Today's report joins this week's run of favorable economic reports though expectations of improvement for the labor market will depend on confirmation of improvement in next week's report.
What favorable reports? Nice try. There are still 4 million+ people drawing Emergency Unemployment, that number dropped by 400K, but that number is unadjusted and I’m assuming is due to the shortened week.
Speaking of spin and unemployment, FedEx spun the economy as “improving” but they simultaneously announced they are laying off 1,700 employees. Seems that’s the new American way – let’s call it spin and slash.
The next monthly Employment Report will come on October the 8th. I expect this number to disappoint as September is one of the near zero seasonal adjustments for the Birth/ Death model, and because of reports like this from Washington State (Puget Sound Business Journal):
Washington’s unemployment rate remained frozen at 8.9 percent in August, with private sector employers adding 900 jobs.
But that hiring was offset by the lost of about 2,900 government jobs, according to figures released Wednesday by the Washington State Employment Security Department.
Private sector job growth in August was down significantly from the 3,100 jobs added in July, when the state’s unemployment rate was also 8.9 percent.

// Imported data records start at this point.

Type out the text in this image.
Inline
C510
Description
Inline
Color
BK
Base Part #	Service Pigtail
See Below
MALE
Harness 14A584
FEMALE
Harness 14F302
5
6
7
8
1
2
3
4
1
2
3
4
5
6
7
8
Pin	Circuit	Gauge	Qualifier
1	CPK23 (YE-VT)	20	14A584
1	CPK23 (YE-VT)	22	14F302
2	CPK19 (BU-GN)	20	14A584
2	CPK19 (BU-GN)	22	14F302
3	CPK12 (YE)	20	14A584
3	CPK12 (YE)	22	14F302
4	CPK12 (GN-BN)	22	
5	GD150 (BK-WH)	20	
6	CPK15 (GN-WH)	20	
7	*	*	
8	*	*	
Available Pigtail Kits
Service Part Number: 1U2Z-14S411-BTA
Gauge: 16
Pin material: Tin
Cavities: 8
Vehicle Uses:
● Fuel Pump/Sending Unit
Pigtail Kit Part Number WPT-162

Washington State has done relatively better than most, but this trend of government job losses overriding any positive job gains is a wave C phenomena as the government is still running HUGE deficits but would have to run tremendously larger ones to keep up with the hole they have dug for themselves.

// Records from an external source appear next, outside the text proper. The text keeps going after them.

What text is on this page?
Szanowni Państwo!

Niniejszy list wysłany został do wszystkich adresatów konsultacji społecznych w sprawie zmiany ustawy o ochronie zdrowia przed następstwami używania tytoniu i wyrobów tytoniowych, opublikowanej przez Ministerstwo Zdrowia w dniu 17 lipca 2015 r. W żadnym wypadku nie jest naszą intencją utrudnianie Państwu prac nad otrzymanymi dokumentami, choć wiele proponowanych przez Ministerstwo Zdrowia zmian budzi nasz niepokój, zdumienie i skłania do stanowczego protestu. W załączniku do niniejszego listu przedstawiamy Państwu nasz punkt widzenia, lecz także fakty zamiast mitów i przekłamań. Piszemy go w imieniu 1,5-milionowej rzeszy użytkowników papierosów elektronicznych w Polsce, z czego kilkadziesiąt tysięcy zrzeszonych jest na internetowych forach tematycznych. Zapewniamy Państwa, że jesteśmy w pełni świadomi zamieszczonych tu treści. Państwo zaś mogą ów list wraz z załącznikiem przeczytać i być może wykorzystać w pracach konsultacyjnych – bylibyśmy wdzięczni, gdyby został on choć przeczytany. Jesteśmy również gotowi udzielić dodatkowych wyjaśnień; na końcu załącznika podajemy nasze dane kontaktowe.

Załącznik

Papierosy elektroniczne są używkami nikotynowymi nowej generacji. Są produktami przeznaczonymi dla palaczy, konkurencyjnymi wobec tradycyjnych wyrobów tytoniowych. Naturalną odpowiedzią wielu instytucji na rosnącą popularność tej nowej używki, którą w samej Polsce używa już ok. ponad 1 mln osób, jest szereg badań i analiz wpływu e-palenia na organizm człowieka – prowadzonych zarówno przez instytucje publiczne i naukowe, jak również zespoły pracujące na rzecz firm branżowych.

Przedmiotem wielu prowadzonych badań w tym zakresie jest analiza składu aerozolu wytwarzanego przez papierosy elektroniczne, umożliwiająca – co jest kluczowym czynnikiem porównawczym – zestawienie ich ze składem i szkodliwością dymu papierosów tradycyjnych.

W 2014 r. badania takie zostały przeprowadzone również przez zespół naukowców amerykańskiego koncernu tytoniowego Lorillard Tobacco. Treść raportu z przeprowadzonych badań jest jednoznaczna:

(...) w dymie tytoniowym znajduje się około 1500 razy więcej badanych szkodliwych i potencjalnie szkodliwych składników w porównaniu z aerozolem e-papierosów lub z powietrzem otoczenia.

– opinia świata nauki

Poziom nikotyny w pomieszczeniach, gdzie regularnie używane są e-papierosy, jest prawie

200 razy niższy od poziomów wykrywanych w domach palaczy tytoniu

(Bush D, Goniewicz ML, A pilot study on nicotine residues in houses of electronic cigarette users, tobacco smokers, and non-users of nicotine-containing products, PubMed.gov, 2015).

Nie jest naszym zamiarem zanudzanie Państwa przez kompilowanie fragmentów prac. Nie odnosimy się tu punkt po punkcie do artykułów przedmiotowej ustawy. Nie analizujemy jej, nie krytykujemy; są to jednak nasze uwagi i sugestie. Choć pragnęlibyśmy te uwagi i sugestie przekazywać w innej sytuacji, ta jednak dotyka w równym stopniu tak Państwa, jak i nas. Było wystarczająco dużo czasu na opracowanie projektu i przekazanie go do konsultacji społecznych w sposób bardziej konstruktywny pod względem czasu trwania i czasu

The PPI rose by .4% month to month in August. That’s hotter than the consensus of .3%, and is double the prior month’s .2%. Excluding food and energy it rose by .1%, which is down from .2%. Once again this is reflecting hot money that rotated into the energy markets. I believe that will be temporary as the hot money will be forced to move eventually or will be overwhelmed by the forces of deflation which are still roaring despite near daily POMO activity. Yes, gold is saying “knock it off” to the Fed. So are elevated PPI numbers, and that does not bode well for more outright stimulus. Note that year over year PPI fell from 4.1% to 3.0%:
Headline producer price inflation spiked in August but the core rate slowed. Energy was the difference. But the scare over salmonella helped to partially offset the jump in energy. The overall PPI accelerated to a 0.4 percent gain in August from 0.2 percent in July. The median forecast had called for a 0.3 percent increase. At the core level, the PPI eased to a 0.1 percent gain, following a 0.3 percent boost in July. The August core matched expectations.
Looking at key broad components, energy surged 2.2 percent after a 0.9 percent decrease the month before. Meanwhile, food prices eased, declining 0.3 percent, following a 0.7 percent jump in July.
Within energy, home heating oil increased 7.0 percent while gasoline jumped 7.5 percent. Residential gas and electricity rose 1.4 percent and 0.6 percent, respectively. The decline in food prices was led by a 4.7 percent drop in the price for fresh eggs as consumers kept away from this product tainted by salmonella in some shipments from two producers.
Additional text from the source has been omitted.